The American healthcare system is facing a growing problem: people earning lower incomes suffer worse health outcomes than those earning higher wages. Often unable to shoulder the burden of rising insurance deductibles, those with fewer financial means find it difficult to access the care they need.
This income-based inequality isn’t just a moral problem; it’s straining an American healthcare system already staggered by the pandemic and the inflation crisis. Fewer patients able to access and afford care means less revenue for struggling providers.
Fortunately, new practices and technology are allowing hospitals to address affordability at the point of payment. By adopting a patient-focused, AI-powered approach to collections, providers can take a tangible step toward addressing healthcare inequality.
A Growing Problem
In 2016, British researchers published an alarming finding: the most affluent one percent of American men live an average of 15 years longer than the poorest one percent of American men. That’s five years more than smoking shortens life expectancy.
The correlation between wealth and health has been found in countries across the globe, but the degree of this correlation is a uniquely American problem. A 2020 study of high-income nations found that, on nearly every measure, income-related disparities were greatest in the U.S. For example, thirty-six percent of U.S. adults with lower income have two or more chronic medical conditions; aside from Australia (30 percent), no other country studied had a rate above 27 percent.
And consider that between 2011 and 2013, 38 percent of those in households making less than $22,500 a year reported being in poor or fair health, compared to just 12 percent in households making more than $47,700 a year—even when both groups were covered by insurance. Lower income Americans are more likely to suffer from high blood pressure, heart disease, childhood obesity, and more.
The bottom line is this: earning a low income in America is measurably detrimental to one’s health.
The Rising Cost of Care
A wide swath of socioeconomic factors contribute to the vast and complex problem of income-based healthcare inequality, but there’s no doubt that rising health insurance deductibles are a major contributor.
The average deductible for an individual more than doubled between 2010 and 2020. Meanwhile, employers have reduced their share: the average deductible in employer-sponsored health plans jumped 255 percent between 2006 and 2015.
These hikes have increasingly shifted the burden of payment away from insurance companies and onto patients. High deductible policies stick patients with large lump sums they often can’t afford.
Fewer than four in 10 Americans can afford an unexpected medical expense of $1,000. Stuck between an out-of-pocket medical bill and the rising costs of food, gas, and rent, many are forced to put the charge on high-interest credit cards. Half of all Americans now carry some form of medical debt.
It’s no wonder, then, that those with fewer financial resources suffer worse health outcomes. In 2020, half of all low income Americans said they’d skipped doctor visits, recommended tests, follow-up care, or prescription medications in the past year because of the cost. (This compares to between 12 and 15 percent in Germany, the U.K., Norway, and France, where healthcare is more accessible.)
Addressing Affordability
There is no tidy solution to a problem of this scope and magnitude; healthcare inequality is deeply enmeshed within broader inequities of income, education, and race. But that doesn’t mean there aren’t steps we can take to lower the financial burden and make quality healthcare more accessible for all Americans.
One such step: addressing affordability at the point of payment by offering patients personalized plans to pay off their medical bills.
Traditionally, patients are billed a large lump sum, at best broken up over a handful of months. This cookie-cutter approach doesn’t take into account a very human element: that patient’s ability to afford those large payments. What’s affordable for you isn’t necessarily affordable for me. This is where data and technology come in.

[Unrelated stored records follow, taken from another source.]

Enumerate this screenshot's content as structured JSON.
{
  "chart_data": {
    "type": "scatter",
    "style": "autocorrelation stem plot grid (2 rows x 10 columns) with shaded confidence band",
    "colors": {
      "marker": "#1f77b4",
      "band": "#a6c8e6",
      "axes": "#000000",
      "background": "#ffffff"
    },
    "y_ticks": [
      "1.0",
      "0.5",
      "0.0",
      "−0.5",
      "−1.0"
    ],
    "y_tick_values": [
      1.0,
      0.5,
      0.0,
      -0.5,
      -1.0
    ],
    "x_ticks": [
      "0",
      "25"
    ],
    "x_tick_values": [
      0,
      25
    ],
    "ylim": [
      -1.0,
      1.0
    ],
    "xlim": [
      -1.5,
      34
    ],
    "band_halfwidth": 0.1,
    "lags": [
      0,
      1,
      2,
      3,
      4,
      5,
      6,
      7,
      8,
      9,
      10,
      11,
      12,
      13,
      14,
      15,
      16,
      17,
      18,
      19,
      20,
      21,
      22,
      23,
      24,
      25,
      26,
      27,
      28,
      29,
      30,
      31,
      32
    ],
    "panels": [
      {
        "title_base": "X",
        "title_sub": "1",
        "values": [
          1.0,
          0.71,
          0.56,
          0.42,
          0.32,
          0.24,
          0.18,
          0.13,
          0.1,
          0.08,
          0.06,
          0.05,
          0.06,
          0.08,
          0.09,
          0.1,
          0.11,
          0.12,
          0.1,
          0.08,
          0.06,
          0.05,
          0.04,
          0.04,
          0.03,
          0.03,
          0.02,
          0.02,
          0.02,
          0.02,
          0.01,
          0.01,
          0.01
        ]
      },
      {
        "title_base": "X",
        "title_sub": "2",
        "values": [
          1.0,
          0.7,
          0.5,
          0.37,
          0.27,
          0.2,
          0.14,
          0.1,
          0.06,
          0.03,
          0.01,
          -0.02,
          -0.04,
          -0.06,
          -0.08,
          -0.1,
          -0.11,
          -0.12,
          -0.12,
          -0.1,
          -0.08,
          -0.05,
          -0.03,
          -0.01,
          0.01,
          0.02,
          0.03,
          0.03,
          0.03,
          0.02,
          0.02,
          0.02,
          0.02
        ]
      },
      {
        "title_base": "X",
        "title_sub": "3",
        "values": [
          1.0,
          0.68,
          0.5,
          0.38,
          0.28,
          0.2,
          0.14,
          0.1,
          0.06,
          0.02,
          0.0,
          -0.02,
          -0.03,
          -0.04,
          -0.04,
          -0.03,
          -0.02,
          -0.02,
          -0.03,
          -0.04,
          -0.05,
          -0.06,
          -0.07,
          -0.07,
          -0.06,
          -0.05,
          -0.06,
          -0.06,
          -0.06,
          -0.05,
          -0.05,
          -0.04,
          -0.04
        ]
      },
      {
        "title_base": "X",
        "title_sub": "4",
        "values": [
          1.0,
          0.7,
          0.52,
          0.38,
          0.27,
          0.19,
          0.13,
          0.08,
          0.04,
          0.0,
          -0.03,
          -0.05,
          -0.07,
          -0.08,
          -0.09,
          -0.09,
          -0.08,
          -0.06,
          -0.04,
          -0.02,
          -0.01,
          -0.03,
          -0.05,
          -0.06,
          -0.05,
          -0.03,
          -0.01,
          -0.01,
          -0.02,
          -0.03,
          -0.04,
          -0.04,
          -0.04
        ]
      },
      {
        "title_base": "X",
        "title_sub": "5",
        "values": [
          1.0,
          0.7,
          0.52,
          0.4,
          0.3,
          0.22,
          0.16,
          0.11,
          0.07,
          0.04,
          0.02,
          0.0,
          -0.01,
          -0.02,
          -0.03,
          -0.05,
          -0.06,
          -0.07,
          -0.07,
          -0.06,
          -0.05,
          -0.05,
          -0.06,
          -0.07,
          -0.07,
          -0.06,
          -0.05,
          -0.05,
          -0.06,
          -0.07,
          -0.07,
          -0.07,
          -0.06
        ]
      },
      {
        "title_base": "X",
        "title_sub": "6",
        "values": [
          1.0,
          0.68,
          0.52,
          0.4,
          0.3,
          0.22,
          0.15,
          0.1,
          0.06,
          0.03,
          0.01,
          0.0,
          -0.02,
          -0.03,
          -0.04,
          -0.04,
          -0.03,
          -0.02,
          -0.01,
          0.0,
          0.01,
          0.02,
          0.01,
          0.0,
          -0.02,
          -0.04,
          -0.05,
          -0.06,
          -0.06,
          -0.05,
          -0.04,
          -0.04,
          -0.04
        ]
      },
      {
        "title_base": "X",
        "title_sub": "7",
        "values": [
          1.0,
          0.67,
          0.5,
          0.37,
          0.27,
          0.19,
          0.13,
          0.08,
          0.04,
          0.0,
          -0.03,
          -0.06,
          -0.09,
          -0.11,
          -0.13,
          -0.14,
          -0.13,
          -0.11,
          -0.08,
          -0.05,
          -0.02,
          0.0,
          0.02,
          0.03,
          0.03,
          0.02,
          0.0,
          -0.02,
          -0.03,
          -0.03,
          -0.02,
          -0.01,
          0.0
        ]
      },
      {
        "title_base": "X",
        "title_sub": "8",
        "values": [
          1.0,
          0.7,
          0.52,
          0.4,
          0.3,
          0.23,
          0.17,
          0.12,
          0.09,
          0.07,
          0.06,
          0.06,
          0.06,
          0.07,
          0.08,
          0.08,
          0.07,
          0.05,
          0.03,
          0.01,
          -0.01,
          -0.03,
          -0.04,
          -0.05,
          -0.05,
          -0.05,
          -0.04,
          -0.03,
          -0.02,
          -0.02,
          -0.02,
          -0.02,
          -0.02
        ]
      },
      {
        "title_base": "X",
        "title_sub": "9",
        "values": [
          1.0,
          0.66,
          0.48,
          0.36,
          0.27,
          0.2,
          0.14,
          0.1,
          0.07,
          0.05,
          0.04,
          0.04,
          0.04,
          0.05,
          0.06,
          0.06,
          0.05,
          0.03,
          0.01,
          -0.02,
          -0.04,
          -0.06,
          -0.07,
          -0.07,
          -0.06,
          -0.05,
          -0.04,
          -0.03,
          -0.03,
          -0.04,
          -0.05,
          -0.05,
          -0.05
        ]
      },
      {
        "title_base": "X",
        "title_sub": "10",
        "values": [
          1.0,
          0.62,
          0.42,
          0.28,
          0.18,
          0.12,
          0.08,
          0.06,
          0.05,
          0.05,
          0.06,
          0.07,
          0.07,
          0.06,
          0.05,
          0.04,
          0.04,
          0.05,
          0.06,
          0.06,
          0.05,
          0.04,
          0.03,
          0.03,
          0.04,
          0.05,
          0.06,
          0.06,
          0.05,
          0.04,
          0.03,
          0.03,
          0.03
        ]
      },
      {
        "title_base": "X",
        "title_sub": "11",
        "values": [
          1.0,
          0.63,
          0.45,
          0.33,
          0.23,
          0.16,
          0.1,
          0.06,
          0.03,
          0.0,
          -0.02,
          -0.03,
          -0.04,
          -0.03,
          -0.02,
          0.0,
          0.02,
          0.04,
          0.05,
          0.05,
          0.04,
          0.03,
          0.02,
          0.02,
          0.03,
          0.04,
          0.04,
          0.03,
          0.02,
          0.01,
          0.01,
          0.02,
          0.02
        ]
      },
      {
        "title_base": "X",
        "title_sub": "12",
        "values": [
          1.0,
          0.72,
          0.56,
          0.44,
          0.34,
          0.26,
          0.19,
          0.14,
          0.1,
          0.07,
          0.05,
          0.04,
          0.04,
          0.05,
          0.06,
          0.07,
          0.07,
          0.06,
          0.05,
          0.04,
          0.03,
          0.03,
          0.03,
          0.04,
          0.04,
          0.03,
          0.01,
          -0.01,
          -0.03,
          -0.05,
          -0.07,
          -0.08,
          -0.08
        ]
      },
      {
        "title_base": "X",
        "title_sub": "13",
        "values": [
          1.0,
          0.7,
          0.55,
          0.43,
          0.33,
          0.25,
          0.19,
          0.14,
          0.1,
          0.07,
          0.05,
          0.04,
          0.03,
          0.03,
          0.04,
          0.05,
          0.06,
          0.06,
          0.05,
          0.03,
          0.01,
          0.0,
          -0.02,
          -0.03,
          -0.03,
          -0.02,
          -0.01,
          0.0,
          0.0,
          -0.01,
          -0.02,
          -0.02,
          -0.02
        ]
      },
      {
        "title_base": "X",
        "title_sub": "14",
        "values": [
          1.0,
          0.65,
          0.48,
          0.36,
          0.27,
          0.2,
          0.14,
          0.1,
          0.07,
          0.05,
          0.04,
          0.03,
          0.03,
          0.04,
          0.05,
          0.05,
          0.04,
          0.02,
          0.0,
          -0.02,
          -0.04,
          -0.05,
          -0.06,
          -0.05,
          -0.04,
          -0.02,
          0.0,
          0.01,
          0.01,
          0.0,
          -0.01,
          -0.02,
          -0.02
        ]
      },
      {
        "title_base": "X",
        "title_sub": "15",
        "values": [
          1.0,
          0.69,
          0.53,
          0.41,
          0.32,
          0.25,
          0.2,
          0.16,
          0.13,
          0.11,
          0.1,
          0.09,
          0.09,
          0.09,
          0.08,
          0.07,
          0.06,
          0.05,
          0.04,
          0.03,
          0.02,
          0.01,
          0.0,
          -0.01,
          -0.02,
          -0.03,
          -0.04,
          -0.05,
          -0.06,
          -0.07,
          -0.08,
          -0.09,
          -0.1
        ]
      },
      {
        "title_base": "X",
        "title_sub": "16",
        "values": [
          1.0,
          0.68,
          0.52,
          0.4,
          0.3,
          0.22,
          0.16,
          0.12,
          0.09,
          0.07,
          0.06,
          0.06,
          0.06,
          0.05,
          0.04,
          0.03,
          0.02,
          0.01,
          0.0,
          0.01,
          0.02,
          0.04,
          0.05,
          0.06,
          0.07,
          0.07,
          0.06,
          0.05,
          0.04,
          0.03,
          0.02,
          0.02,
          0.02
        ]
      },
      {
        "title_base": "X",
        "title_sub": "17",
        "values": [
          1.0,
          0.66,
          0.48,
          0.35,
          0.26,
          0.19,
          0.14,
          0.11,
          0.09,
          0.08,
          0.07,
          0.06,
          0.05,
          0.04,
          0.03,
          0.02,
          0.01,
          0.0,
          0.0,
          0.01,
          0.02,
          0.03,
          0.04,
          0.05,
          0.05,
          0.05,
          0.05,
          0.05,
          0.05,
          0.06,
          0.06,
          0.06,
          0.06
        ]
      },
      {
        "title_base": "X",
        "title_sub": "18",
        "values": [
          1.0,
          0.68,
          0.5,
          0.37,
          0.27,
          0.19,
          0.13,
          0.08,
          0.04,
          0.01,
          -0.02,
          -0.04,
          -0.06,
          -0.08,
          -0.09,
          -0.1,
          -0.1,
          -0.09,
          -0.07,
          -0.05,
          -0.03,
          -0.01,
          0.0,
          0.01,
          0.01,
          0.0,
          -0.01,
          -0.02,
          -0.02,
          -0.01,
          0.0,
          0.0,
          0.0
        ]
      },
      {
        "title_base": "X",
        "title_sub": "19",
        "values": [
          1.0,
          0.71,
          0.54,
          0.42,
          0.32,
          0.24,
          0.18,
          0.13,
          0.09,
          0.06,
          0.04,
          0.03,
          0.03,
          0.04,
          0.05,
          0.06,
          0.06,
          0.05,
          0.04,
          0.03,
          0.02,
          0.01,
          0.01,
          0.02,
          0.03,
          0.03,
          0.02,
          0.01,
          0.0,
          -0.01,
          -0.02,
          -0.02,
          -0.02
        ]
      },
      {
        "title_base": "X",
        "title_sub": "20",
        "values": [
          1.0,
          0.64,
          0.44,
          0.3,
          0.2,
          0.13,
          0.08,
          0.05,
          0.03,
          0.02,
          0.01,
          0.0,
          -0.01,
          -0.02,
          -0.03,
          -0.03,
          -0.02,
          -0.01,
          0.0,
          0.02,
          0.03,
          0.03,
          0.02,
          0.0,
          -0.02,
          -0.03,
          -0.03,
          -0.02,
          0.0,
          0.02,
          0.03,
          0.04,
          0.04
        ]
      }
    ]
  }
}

AI and machine learning can be used to process a patient’s financial data, compare it to millions of other data points, and calculate that patient’s unique ability to afford a given medical bill. Equipped with this information, we can deliver personalized payment plans designed specifically to increase affordability for that individual. This approach identifies patients at financial risk before they even receive their bill, then proactively supports them.
The ability to disperse a large lump sum can make all the difference to a family struggling to balance the budget. Remember that stat about 40 percent of Americans not being able to afford a surprise $1,000 bill? How much easier would it be to make that payment if it was broken down over 12 months? Eighteen months?
This approach doesn’t just benefit patients. Healthcare providers, many of which have struggled with tightening margins amid the pandemic and inflation, see collection rates increase by up to 40 percent when delivering data-driven personalized payment plans.
Healthier hospitals mean healthier patients. As operating margins strengthen, less cost is passed along to patients. That dynamic is key to maneuvering the American healthcare system out of the vicious patient billing cycle in which it’s currently mired.
Optimizing the patient billing experience can’t solve income-based inequality on its own. But by addressing affordability at the point of payment, providers can take a modest but important step toward ensuring that our financial means don’t determine our health outcomes.